Take your Sunday pot roast to a new level with short ribs and a deeply flavored red wine reduction.


  • 3-3.5 lbs Short Ribs, cut crosswise, into 2" pieces
  • Kosher Salt and Black Pepper to taste
  • 3 tbsp vegetable oil (or grapeseed oil)
  • 2-3 medium Onions, chopped
  • 2 Ribs of Celery, chopped
  • 3 medium Carrots, chopped
  • 3 tbsp. All Purpose Flour
  • 1 tbsp. Tomato Paste
  • 1 750 ml. Dry Red Wine, like Cabernet Sauvignon
  • 10 sprigs Flat Leaf Parsley
  • 8 sprigs Thyme
  • 4 sprigs Oregano
  • 2 sprigs Rosemary
  • 2 fresh or dried Bay Leaves
  • 1 bulb of Garlic, cut in half crosswise
  • 4 cups Beef Stock or Beef Bone Broth
  • Polenta
  • 4 cups Water
  • 1 tsp. Kosher Salt
  • 1 cup Polenta
  • 2 tbsp. Butter or 1/4 cup Heavy Cream (optional)
  • Grated Parmesan (optional)



Preheat oven to 350°.


Season all sides of short ribs with salt and pepper.


Heat oil in a large Dutch oven over medium-high. Working in batches, brown short ribs on all sides.
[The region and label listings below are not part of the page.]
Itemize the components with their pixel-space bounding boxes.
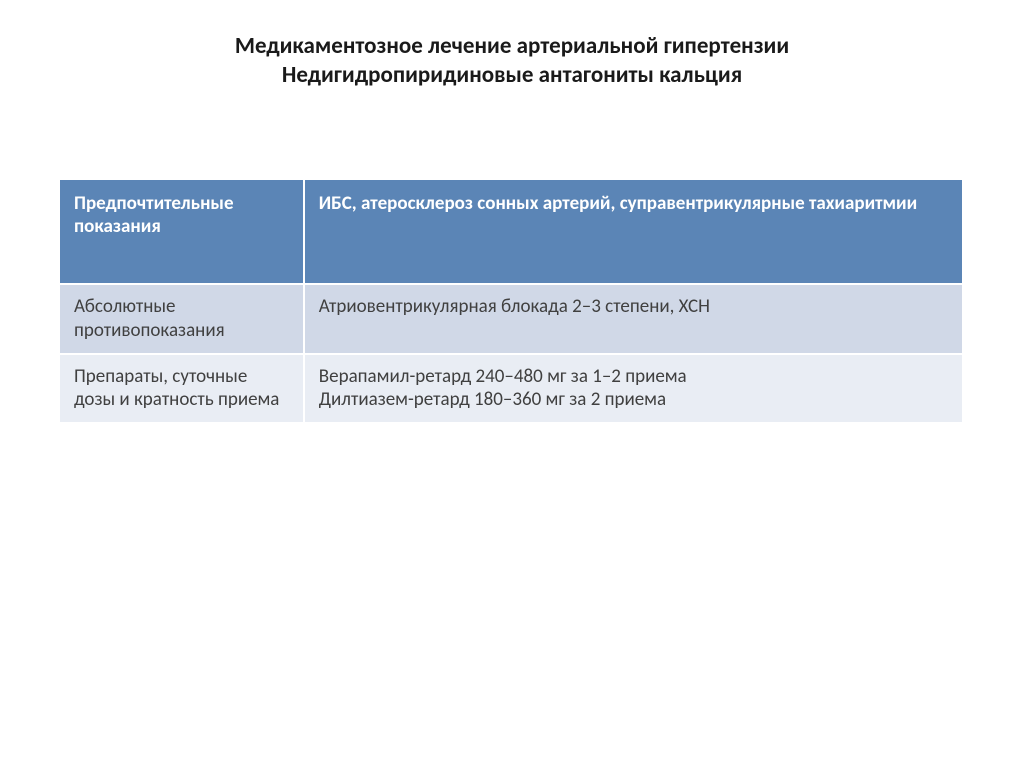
cell-value: Атриовентрикулярная блокада 2–3 степени,… <box>304 284 963 354</box>
title-line-2: Недигидропиридиновые антагониты кальция <box>60 61 964 90</box>
table-row: Абсолютные противопоказания Атриовентрик… <box>60 284 963 354</box>
slide-title: Медикаментозное лечение артериальной гип… <box>60 32 964 90</box>
cell-label: Предпочтительные показания <box>60 180 304 285</box>
table-row: Предпочтительные показания ИБС, атероскл… <box>60 180 963 285</box>
cell-label: Препараты, суточные дозы и кратность при… <box>60 354 304 424</box>
medication-table: Предпочтительные показания ИБС, атероскл… <box>60 180 964 425</box>
slide: Медикаментозное лечение артериальной гип… <box>0 0 1024 767</box>
cell-value: Верапамил-ретард 240–480 мг за 1–2 прием… <box>304 354 963 424</box>
table-row: Препараты, суточные дозы и кратность при… <box>60 354 963 424</box>
cell-value: ИБС, атеросклероз сонных артерий, суправ… <box>304 180 963 285</box>
title-line-1: Медикаментозное лечение артериальной гип… <box>60 32 964 61</box>
cell-label: Абсолютные противопоказания <box>60 284 304 354</box>
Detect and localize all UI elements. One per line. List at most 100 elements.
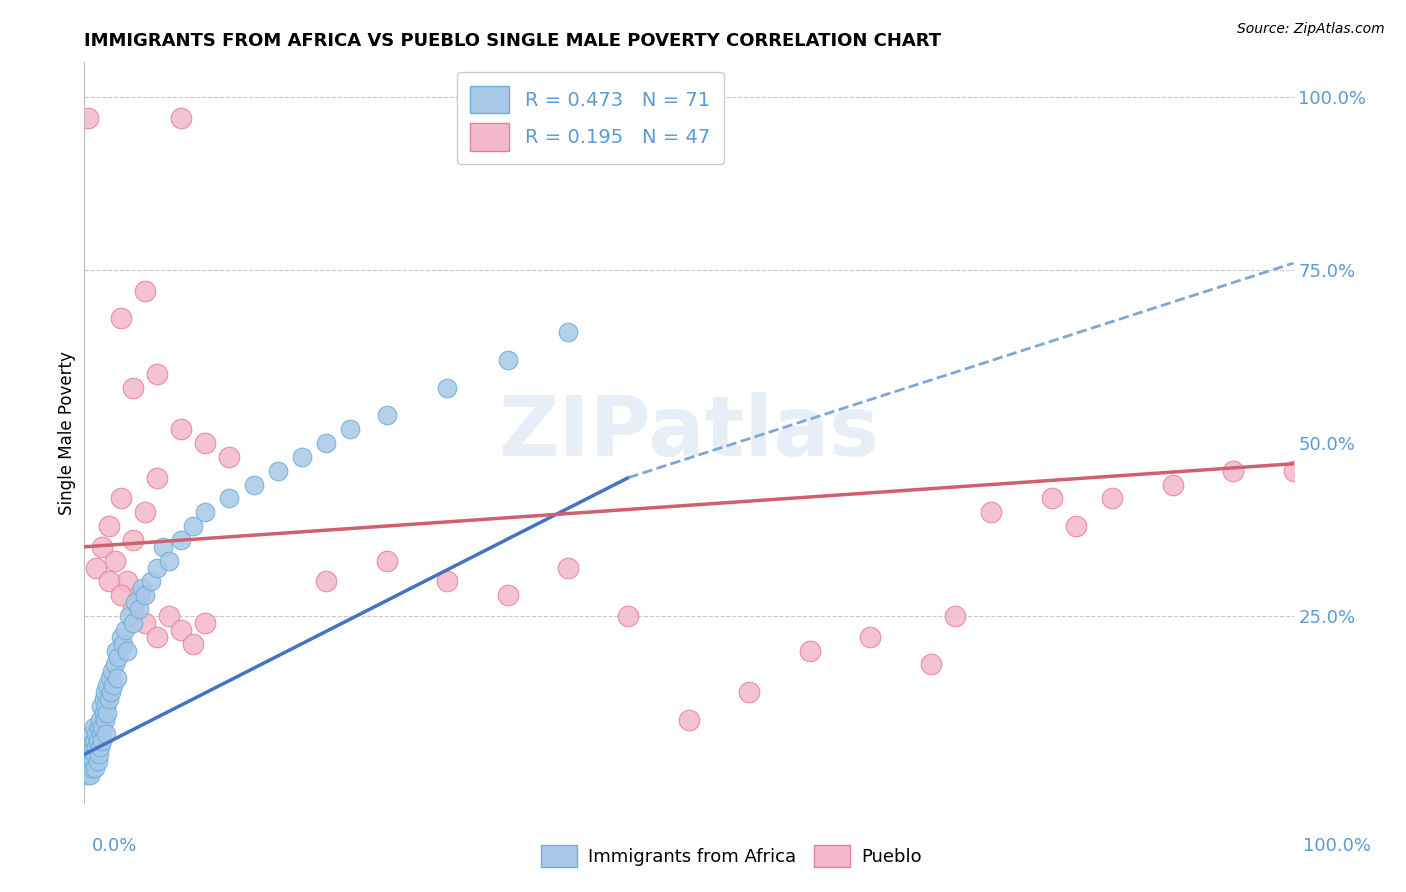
Point [107,650,129,665]
Point [134,284,156,298]
Point [94,726,117,740]
Point [91,720,114,734]
Point [79,768,101,782]
Point [152,540,174,554]
Point [79,747,101,762]
Point [315,574,337,589]
Point [738,685,761,699]
Point [80,761,103,775]
Point [105,671,128,685]
Point [128,588,150,602]
Point [194,505,217,519]
Point [86,740,108,755]
Point [110,491,132,506]
Point [557,560,579,574]
Point [436,574,458,589]
Point [93,692,115,706]
Point [1064,519,1087,533]
Point [170,111,193,125]
Point [157,609,180,624]
Point [291,450,314,464]
Point [89,713,111,727]
Point [86,733,108,747]
Point [94,713,117,727]
Point [86,754,108,768]
Point [139,574,162,589]
Point [77,754,100,768]
Point [678,713,700,727]
Point [87,747,110,762]
Point [100,685,122,699]
Point [1282,464,1305,478]
Text: ZIPatlas: ZIPatlas [499,392,879,473]
Point [94,685,117,699]
Point [97,519,120,533]
Text: 100.0%: 100.0% [1303,837,1371,855]
Point [218,450,240,464]
Point [84,761,107,775]
Point [181,519,204,533]
Point [121,615,143,630]
Point [89,740,111,755]
Point [115,574,138,589]
Point [339,422,361,436]
Point [170,533,193,547]
Point [131,582,153,596]
Y-axis label: Single Male Poverty: Single Male Poverty [58,351,76,515]
Point [90,726,112,740]
Point [134,505,156,519]
Point [115,643,138,657]
Point [91,733,114,747]
Point [112,637,135,651]
Point [496,353,519,368]
Point [114,623,136,637]
Point [157,554,180,568]
Point [90,698,112,713]
Point [1101,491,1123,506]
Point [77,747,100,762]
Point [121,533,143,547]
Point [617,609,640,624]
Point [242,477,264,491]
Point [181,637,204,651]
Point [375,554,398,568]
Point [94,698,117,713]
Point [96,706,118,720]
Point [170,422,193,436]
Point [104,657,127,672]
Point [82,740,104,755]
Legend: R = 0.473   N = 71, R = 0.195   N = 47: R = 0.473 N = 71, R = 0.195 N = 47 [457,72,724,164]
Point [104,643,127,657]
Point [920,657,942,672]
Point [91,540,114,554]
Point [104,554,127,568]
Point [267,464,290,478]
Point [375,409,398,423]
Point [124,595,146,609]
Point [98,671,121,685]
Point [93,706,115,720]
Point [82,754,104,768]
Point [83,720,105,734]
Point [118,609,141,624]
Point [799,643,821,657]
Point [110,311,132,326]
Point [77,761,100,775]
Point [110,630,132,644]
Point [218,491,240,506]
Point [943,609,966,624]
Point [496,588,519,602]
Point [1222,464,1244,478]
Point [76,768,98,782]
Point [194,436,217,450]
Point [86,726,108,740]
Point [77,111,100,125]
Point [121,602,143,616]
Point [80,726,103,740]
Point [87,720,110,734]
Point [557,326,579,340]
Point [170,623,193,637]
Point [980,505,1002,519]
Point [128,602,150,616]
Point [146,560,169,574]
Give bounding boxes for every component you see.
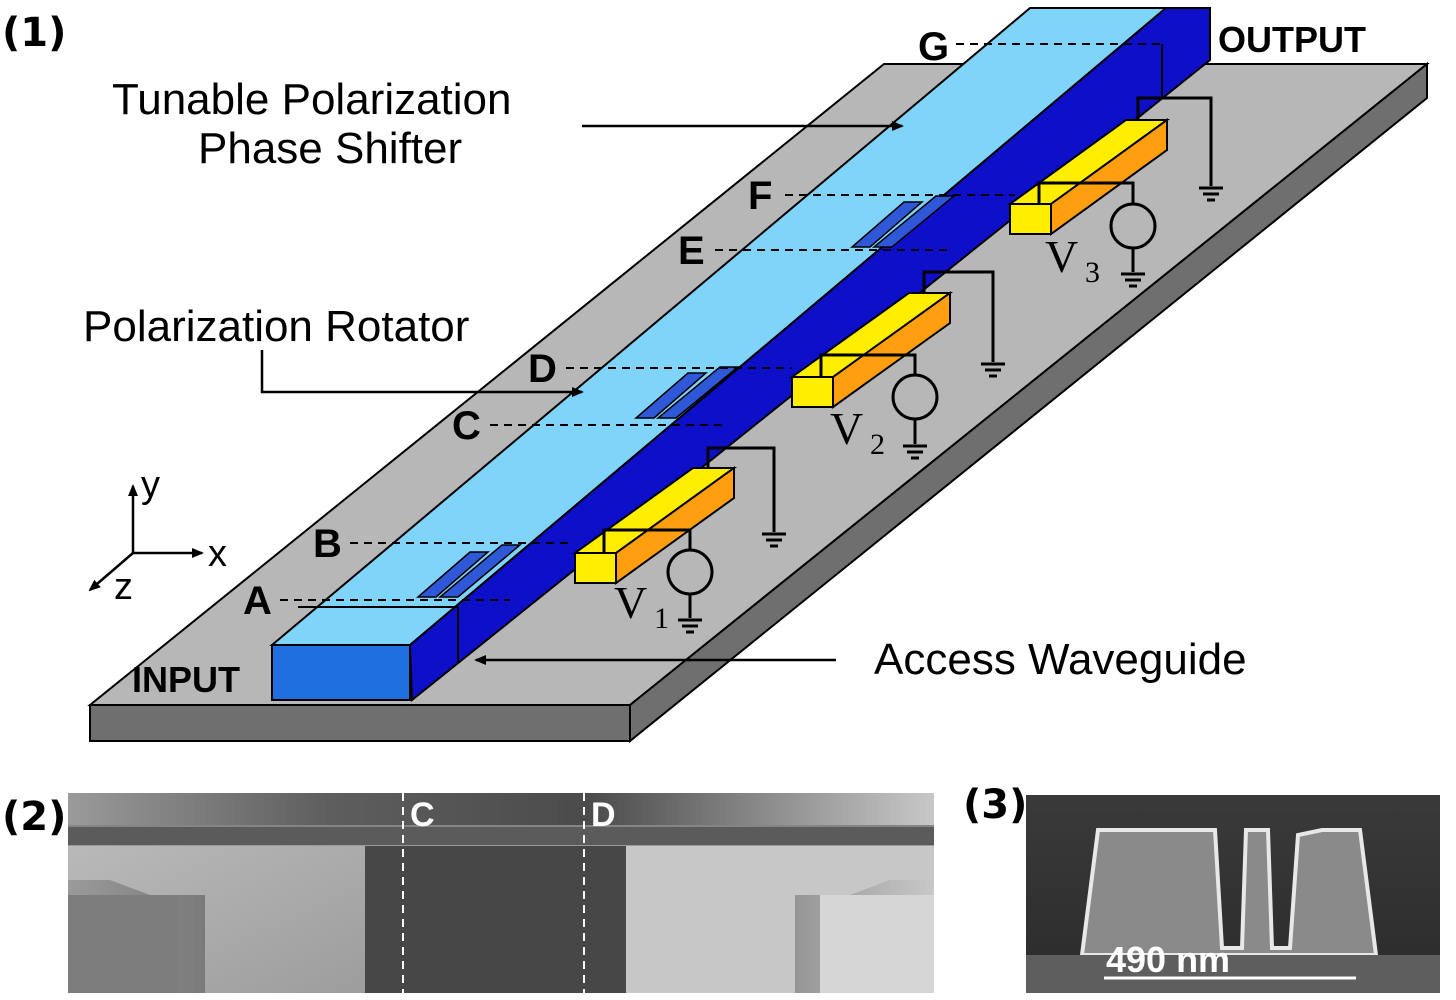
access-waveguide-callout: Access Waveguide (474, 635, 1247, 684)
sem-marker-d-label: D (591, 796, 616, 834)
access-waveguide-label: Access Waveguide (874, 635, 1247, 684)
sem-cross-waveguide-profile (1079, 828, 1379, 957)
wire-source-1 (602, 528, 692, 552)
sem-center-gap (365, 846, 626, 993)
z-axis-arrow (88, 552, 134, 592)
sem-left-pad (68, 846, 365, 993)
voltage-label-1: V 1 (614, 577, 669, 635)
wire-electrode-3-ground (1136, 96, 1213, 186)
ground-symbol-3a (1121, 272, 1145, 288)
voltage-symbol-3: V (1045, 231, 1078, 282)
output-label: OUTPUT (1218, 19, 1366, 60)
circuit-1 (602, 446, 786, 634)
coordinate-axes: y x z (88, 464, 227, 608)
voltage-symbol-2: V (830, 403, 863, 454)
voltage-subscript-3: 3 (1085, 256, 1100, 289)
sem-waveguide-band (68, 826, 934, 846)
panel-1-device-schematic: (1) (2, 7, 1430, 744)
phase-shifter-label-line1: Tunable Polarization (112, 75, 512, 124)
circuit-3 (1037, 96, 1223, 288)
rotator-arrow (260, 350, 584, 397)
marker-g-label: G (918, 25, 949, 69)
voltage-symbol-1: V (614, 577, 647, 628)
voltage-label-3: V 3 (1045, 231, 1100, 289)
circuit-2 (819, 270, 1005, 460)
panel-3-sem-cross-section: (3) 490 nm (963, 782, 1440, 993)
electrode-1 (571, 466, 738, 585)
marker-a-label: A (243, 579, 272, 623)
wire-source-2 (819, 353, 917, 376)
ground-symbol-2a (903, 444, 927, 460)
panel-2-label: (2) (2, 794, 66, 840)
panel-3-label: (3) (963, 782, 1027, 828)
voltage-label-2: V 2 (830, 403, 885, 461)
wire-electrode-1-ground (706, 446, 776, 532)
z-axis-label: z (114, 566, 133, 608)
x-axis-label: x (208, 533, 227, 575)
ground-symbol-1a (678, 618, 702, 634)
panel-1-label: (1) (2, 10, 66, 56)
voltage-subscript-1: 1 (654, 602, 669, 635)
ground-symbol-3b (1199, 186, 1223, 202)
rotator-slot-1b (437, 544, 523, 598)
substrate-front-face (89, 704, 631, 742)
sem-cross-substrate (1026, 955, 1440, 993)
rotator-slot-3a (849, 201, 925, 248)
marker-d-label: D (528, 347, 557, 391)
electrode-2-front (791, 376, 834, 408)
y-axis-label: y (141, 464, 160, 506)
marker-c-label: C (452, 404, 481, 448)
wire-source-3 (1037, 181, 1135, 204)
sem-left-pad-stem (68, 895, 178, 993)
electrode-3-front (1009, 203, 1052, 235)
phase-shifter-label-line2: Phase Shifter (198, 124, 462, 173)
phase-shifter-callout: Tunable Polarization Phase Shifter (112, 75, 904, 173)
rotator-slots (415, 195, 957, 598)
marker-b-label: B (313, 522, 342, 566)
marker-f-label: F (748, 174, 772, 218)
panel-2-sem-top-view: (2) C D (2, 793, 934, 993)
ground-symbol-2b (981, 362, 1005, 378)
rotator-slot-1a (415, 551, 491, 598)
electrode-1-front (574, 552, 617, 584)
sem-right-pad-stem (820, 895, 934, 993)
voltage-subscript-2: 2 (870, 428, 885, 461)
position-markers: A B C D E F G (243, 25, 1162, 623)
input-label: INPUT (132, 659, 240, 700)
waveguide-front-face (271, 644, 411, 701)
sem-right-pad (626, 846, 934, 993)
rotator-label: Polarization Rotator (83, 302, 469, 351)
wire-electrode-2-ground (922, 270, 995, 362)
rotator-callout: Polarization Rotator (83, 302, 584, 397)
scale-bar-label: 490 nm (1106, 939, 1230, 980)
rotator-slot-2a (633, 372, 709, 419)
sem-marker-c-label: C (410, 796, 435, 834)
marker-e-label: E (678, 229, 705, 273)
substrate-right-face (629, 61, 1428, 744)
ground-symbol-1b (762, 532, 786, 548)
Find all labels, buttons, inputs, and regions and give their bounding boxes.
Transfer short ribs to a plate.


Pour off all but 3 tbsp. drippings from pot.


Add onions, carrots, and celery to pot and cook over medium-high heat, stirring often, until onions are browned.


Add flour and tomato paste; cook, stirring constantly, until well combined and deep red, 2-3 minutes.


Stir in wine, then add short ribs.


Bring to a boil; lower heat to medium and simmer until wine is reduced by half.


Add all herbs to pot along with garlic. Stir in stock. Bring to a boil, cover, and transfer to oven.


Cook until short ribs are tender, 2–2½ hours.


Transfer short ribs to a platter. Strain sauce from pot into a measuring cup. Spoon fat from surface of sauce and discard.


Season sauce to taste with salt and pepper.



Bring 4 cups water with 1 tsp. salt to boil.


Add 1 cup polenta and stir often for 10 minutes.


Cover pot, reduce heat to low and simmer for 35 minutes, stirring every 10 minutes.


Stir in 2 tbsp. butter, or a 1/4 cup of heavy cream. Add grated parmesan if desired. Season with more Kosher Salt to taste.